Modernization Stalled: American and Soviet Development Projects in Indonesia and Ghana
Sunday, January 5, 2014: 9:30 AM
Columbia Hall 10 (Washington Hilton)
This paper examines the experiences of agricultural experts from the United States and the Soviet Union who were sent abroad to assist in rural development projects in emergent postcolonial nations, notably in Indonesia and Ghana. These scientists, technicians and academics were supposed to help new nations become modern by industrializing agricultural systems. Enthusiasm, expensive machinery and expertise were not enough to ensure the success of these projects. Most of these early development projects are remembered today as complete failures. In this paper I make three related arguments: first that the tropical environments in which postcolonial modernization projects took place were the single largest factor contributing to the failure of these projects.

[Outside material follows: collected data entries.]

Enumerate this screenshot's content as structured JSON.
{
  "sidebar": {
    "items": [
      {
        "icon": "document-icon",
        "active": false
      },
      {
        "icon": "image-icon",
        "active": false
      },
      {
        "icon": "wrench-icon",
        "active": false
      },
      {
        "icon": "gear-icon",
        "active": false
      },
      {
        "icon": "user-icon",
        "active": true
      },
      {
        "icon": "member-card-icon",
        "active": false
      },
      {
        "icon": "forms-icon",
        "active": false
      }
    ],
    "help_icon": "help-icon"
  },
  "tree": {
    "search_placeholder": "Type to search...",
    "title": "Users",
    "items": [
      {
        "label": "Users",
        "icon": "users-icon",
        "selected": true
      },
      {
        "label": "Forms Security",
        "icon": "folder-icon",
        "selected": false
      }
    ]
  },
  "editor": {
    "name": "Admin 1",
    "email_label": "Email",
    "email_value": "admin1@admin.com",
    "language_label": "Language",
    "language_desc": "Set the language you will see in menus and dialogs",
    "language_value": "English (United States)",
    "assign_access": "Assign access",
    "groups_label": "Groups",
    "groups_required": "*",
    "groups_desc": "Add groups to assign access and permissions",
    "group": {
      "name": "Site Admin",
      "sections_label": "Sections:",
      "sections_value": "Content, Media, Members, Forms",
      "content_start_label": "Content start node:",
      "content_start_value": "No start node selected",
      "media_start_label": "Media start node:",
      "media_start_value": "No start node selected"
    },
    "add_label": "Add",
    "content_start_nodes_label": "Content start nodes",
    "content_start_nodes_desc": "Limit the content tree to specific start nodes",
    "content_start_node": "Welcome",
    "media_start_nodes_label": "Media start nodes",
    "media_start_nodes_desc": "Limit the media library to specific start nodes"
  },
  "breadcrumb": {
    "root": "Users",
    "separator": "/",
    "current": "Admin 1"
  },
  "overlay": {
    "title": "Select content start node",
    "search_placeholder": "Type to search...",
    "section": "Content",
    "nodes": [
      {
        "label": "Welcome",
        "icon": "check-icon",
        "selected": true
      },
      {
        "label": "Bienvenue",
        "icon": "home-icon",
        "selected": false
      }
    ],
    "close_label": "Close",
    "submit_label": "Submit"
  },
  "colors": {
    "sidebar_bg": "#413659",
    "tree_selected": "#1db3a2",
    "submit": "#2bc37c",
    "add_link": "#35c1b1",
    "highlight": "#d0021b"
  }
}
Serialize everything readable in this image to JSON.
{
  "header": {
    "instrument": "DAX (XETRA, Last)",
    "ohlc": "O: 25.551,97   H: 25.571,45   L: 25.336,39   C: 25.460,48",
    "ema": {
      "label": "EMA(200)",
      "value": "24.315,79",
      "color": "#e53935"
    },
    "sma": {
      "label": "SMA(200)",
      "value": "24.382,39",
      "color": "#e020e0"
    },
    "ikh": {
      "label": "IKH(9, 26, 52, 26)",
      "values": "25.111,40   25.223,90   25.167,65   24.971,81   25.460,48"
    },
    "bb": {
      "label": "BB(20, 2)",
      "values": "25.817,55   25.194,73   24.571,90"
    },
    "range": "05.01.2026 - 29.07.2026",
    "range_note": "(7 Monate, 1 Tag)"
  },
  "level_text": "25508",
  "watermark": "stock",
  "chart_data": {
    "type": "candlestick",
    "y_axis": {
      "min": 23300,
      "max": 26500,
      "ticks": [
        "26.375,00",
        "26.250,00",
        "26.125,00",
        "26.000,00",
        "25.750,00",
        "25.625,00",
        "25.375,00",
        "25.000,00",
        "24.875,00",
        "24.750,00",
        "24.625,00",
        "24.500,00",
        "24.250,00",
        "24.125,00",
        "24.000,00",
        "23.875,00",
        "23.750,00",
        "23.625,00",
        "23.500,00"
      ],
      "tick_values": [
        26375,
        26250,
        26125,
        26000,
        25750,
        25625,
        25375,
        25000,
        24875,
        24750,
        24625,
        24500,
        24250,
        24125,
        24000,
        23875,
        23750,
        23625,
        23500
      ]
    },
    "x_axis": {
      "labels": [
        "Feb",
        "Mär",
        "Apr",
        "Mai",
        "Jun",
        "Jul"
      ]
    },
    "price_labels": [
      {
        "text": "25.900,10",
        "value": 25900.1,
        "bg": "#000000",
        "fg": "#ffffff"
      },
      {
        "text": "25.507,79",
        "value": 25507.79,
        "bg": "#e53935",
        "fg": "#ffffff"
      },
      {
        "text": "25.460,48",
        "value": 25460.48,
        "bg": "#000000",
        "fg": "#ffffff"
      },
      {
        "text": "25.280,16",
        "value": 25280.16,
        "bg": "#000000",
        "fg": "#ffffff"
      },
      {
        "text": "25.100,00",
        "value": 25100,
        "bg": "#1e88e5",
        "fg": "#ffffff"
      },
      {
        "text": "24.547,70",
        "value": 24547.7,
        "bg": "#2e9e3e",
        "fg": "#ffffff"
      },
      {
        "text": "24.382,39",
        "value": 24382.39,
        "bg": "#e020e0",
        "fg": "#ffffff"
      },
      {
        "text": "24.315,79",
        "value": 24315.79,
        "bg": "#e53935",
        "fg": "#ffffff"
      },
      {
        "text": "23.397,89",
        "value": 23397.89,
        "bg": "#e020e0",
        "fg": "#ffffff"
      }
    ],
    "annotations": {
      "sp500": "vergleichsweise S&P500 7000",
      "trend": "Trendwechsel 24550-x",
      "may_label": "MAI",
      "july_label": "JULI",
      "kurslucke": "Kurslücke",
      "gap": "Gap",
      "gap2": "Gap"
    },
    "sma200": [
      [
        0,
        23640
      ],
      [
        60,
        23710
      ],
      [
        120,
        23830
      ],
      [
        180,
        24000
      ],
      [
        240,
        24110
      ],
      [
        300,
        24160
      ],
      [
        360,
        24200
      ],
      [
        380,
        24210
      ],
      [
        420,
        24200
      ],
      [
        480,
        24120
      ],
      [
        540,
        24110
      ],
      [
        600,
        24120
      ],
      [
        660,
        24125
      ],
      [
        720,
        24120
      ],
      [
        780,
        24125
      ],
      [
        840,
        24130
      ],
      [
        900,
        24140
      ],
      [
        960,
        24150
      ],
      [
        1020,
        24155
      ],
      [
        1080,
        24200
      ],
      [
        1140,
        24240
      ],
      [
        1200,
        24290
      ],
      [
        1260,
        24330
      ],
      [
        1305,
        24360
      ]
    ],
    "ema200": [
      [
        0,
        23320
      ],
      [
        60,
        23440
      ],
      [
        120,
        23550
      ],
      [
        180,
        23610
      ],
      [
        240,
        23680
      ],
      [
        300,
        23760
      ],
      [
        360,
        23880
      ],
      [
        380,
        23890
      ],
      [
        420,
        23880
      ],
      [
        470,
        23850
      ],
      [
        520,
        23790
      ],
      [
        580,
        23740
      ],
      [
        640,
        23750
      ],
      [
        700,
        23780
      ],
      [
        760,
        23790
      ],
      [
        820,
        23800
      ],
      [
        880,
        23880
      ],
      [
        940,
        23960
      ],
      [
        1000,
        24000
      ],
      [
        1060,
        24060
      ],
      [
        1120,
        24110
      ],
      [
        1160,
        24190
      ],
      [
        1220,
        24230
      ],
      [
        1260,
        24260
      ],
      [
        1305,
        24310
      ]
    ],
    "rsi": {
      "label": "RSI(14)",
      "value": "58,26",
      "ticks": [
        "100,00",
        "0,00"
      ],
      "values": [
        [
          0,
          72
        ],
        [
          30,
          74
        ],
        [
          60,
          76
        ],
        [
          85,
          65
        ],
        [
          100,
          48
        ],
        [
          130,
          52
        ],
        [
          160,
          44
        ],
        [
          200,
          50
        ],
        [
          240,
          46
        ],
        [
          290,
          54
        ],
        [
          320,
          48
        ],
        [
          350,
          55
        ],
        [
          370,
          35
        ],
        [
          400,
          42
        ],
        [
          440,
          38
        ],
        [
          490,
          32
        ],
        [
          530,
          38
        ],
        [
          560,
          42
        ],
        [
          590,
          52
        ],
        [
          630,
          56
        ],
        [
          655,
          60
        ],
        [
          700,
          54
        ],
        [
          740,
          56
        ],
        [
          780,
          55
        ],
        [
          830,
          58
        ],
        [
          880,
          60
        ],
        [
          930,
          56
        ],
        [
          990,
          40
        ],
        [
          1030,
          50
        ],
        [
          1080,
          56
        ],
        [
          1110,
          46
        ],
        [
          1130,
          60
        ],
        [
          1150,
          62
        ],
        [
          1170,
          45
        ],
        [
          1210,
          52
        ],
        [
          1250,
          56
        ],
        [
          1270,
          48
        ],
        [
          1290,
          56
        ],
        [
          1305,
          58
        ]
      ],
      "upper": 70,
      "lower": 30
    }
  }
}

Secondly, local participants had their own agendas when they embraced modernization projects, and these agendas were often at odds with the goals of outside experts, regardless of whether these experts came from the Capitalist or Communist world. Finally, I argue that the machines experts brought with them often had interesting afterlives in the countries to which they were imported. Tractors, threshing machines, milk separators and food extruders all lived on in the Ghanaian and Indonesian countrysides long after American and Soviet projects were abandoned. The persistence of these machines serves as an apt metaphor for the unintended, but not entirely negative consequences early modernization zeal had in the postcolonial countryside.